8. Procedimiento según una cualquiera de las reivindicaciones 1 a 6, en el que dicho agente quimioterapéutico es carboplatino y/o paclitaxel.

9. Procedimiento según cualquiera de las reivindicaciones precedentes, en el que el EGFR es EGFR natural.

10. Procedimiento según una cualquiera de las reivindicaciones 1 a 8, en el que el EGFR es EGFR mutado.

11. Procedimiento según cualquiera de las reivindicaciones precedentes, en el que la presencia de EGFR se determina por inmunohistoquímica.

12. Procedimiento según cualquiera de las reivindicaciones precedentes, en el que la presencia de una mutación en KRAS se determina mediante la amplificación de un ácido nucleico de KRAS a partir de dicho tumor o de un fragmento del mismo, del que se sospecha que contiene una mutación, y la secuenciación de dicho ácido nucleico amplificado.

13. Procedimiento según una cualquiera de la reivindicaciones 1 a 11, en el que la presencia de una mutación en KRAS se determina mediante la amplificación de un ácido nucleico de KRAS a partir de dicho tumor o de un fragmento del mismo, del que se sospecha que contiene una mutación, y la comparación de la movilidad electroforética del ácido nucleico amplificado con la movilidad electroforética del correspondiente ácido nucleico o fragmento de KRAS natural.

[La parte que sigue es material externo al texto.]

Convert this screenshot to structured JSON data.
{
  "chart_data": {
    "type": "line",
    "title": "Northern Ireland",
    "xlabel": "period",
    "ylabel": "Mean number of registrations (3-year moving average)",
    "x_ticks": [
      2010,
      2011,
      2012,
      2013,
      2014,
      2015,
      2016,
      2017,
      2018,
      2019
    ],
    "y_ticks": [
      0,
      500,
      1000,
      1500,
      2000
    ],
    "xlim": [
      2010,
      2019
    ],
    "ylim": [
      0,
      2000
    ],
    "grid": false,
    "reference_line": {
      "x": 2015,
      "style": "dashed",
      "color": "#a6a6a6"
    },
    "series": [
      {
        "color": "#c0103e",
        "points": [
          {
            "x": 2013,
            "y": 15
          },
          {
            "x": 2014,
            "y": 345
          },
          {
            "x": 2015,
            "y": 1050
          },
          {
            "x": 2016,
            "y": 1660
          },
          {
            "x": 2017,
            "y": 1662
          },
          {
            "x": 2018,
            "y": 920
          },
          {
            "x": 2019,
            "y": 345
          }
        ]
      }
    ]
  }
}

14. Procedimiento según la reivindicación 1 o según una cualquiera de las reivindicaciones 3 a 13, como dependientes de ésta, en el que la presencia simultánea de una mutación en KRAS y de EGFR indica que se espera una menor supervivencia para el paciente si se le trata con un inhibidor de EGFR en combinación con quimioterapia que si se le trata solamente con quimioterapia.

15. Inhibidor de EGFR para uso en un procedimiento para el tratamiento de un tumor en combinación con quimioterapia, en el que el tratamiento está contraindicado para tumores que contienen simultáneamente una

mutación en KRAS y EGFR.

16. Inhibidor de EGFR para uso en un procedimiento para el tratamiento de un tumor en combinación con quimioterapia de acuerdo con la reivindicación 15, que es uno o más de entre cetuximab, panitumumab, erlotinib o 5 gefitinib.

17. Inhibidor de EGFR para uso en un procedimiento para el tratamiento de un tumor en combinación con quimioterapia de acuerdo con la reivindicación 16, que es erlotinib.